Tapi karena alasan itulah, tidak ada darah dingin dan sinisme yang mengangkut seorang Baggio yang pergi ke Juventus dari Fiorentina. Di zaman identitas virtual inilah keberadaan komedian berubah menjadi pengkhotbah. Penyanyi bisa menjadi aktor dan jutawan bisa menjadi Presiden. Tapi Totti bersalah karena telah menjadi dirinya sendiri. Seorang anak yang baik hati dari Roma dengan Symphony yang terjebak di kakinya.

Sang Serigala Memasuki Musim Gugur

Totti menandatangani kontrak satu tahun dengan Roma pada musim panas lalu. Itu memastikan bahwa ia menjadi pemain Roma selama 25 tahun berturut-turut. Saat ini Totti adalah satu-satunya pemain yang menikmati kesuksesan Roma meraih Scudetto Serie-A 2000/2001. Saat itu Roma masih dibesut Fabio Capello dan memimpin dua poin di atas Juventus pada klasemen akhir.
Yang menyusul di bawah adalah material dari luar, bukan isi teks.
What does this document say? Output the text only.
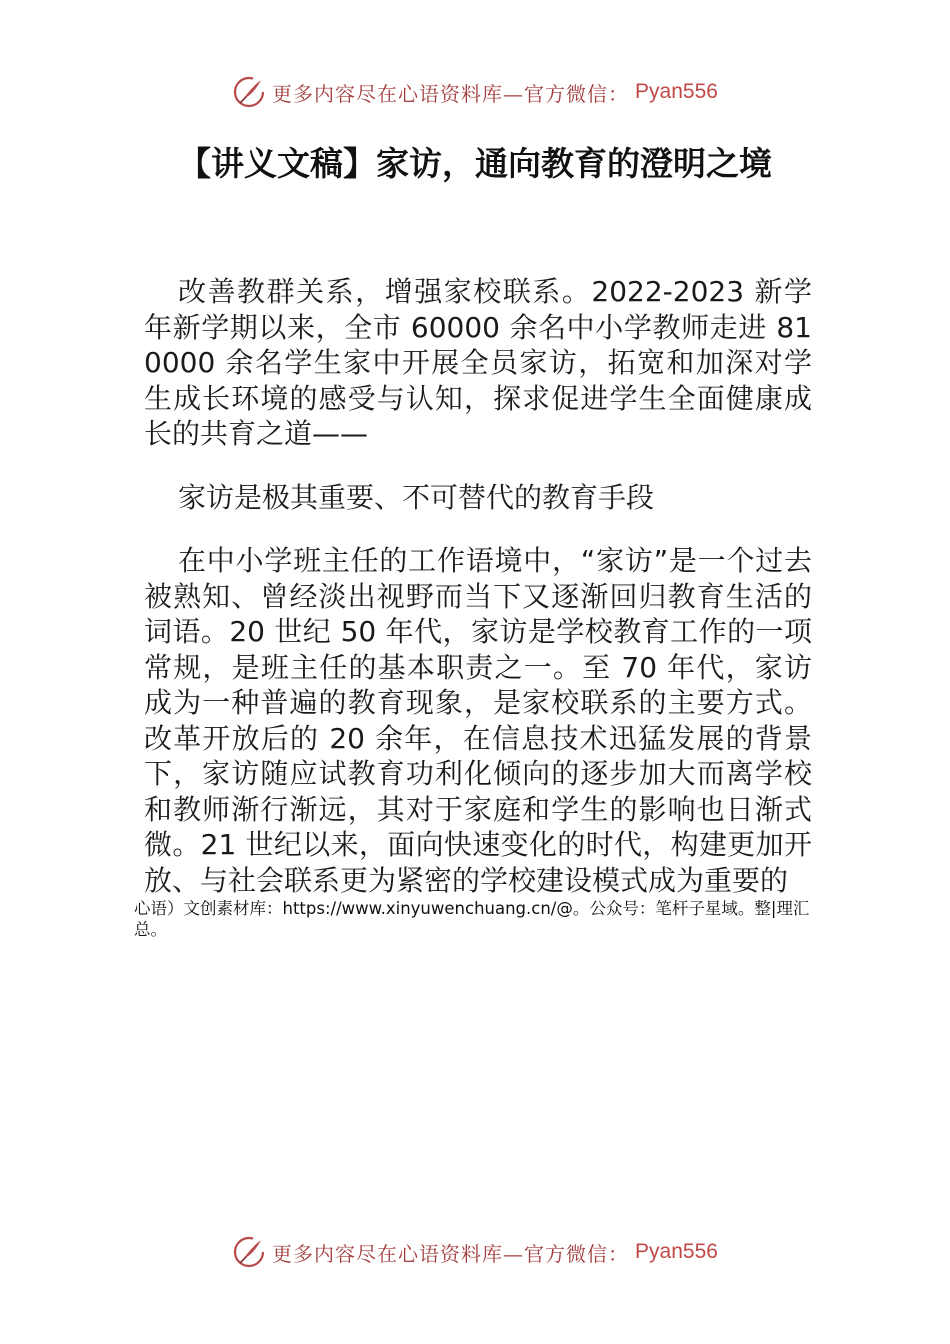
更多内容尽在心语资料库—官方微信： Pyan556
【讲义文稿】家访，通向教育的澄明之境

改善教群关系，增强家校联系。2022-2023 新学年新学期以来，全市 60000 余名中小学教师走进 810000 余名学生家中开展全员家访，拓宽和加深对学生成长环境的感受与认知，探求促进学生全面健康成长的共育之道——

家访是极其重要、不可替代的教育手段

在中小学班主任的工作语境中，“家访”是一个过去被熟知、曾经淡出视野而当下又逐渐回归教育生活的词语。20 世纪 50 年代，家访是学校教育工作的一项常规，是班主任的基本职责之一。至 70 年代，家访成为一种普遍的教育现象，是家校联系的主要方式。改革开放后的 20 余年，在信息技术迅猛发展的背景下，家访随应试教育功利化倾向的逐步加大而离学校和教师渐行渐远，其对于家庭和学生的影响也日渐式微。21 世纪以来，面向快速变化的时代，构建更加开放、与社会联系更为紧密的学校建设模式成为重要的

心语）文创素材库：https://www.xinyuwenchuang.cn/@。公众号：笔杆子星域。整|理汇总。
更多内容尽在心语资料库—官方微信： Pyan556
Sejak saat itu, Roma cuma memenangkan Coppa Italia dua kali dan mendapatkan Piala Super Italia 2001 dan 2007.

Sampai sekarang para pendukungnya selalu bermimpi karir Totti berakhir dengan mengankat trofi Serie-A. Mungkin musim ini adalah kesempatan terakhirnya. Tapi kekalahan dari Atalanta mengakhiri rekor sembilan pertandingan tanpa kekalahan di seluruh kompetisi Eropa. Kini Roma masih tertinggal dengan jarak empat poin dari Juventus yang memimpin klasemen.

Roma sendiri akan berhadapan dengan Juventus pada 17 Desember nanti. Kemenangan adalah harapan mereka agar tetap bisa memenangkan gelar Serie-A musim ini. Kemenangan sebelum kompetisi ditutupi musim dingin. Sementara Totti sudah tidak lagi menjadi pemain reguler lagi, tapi Spalletti berharap pengalamannya bisa membantu kesebelasannya dari bangku cadangna. Apalagi jika bisa mencetak gol ketika sedang mengejar kemenangan.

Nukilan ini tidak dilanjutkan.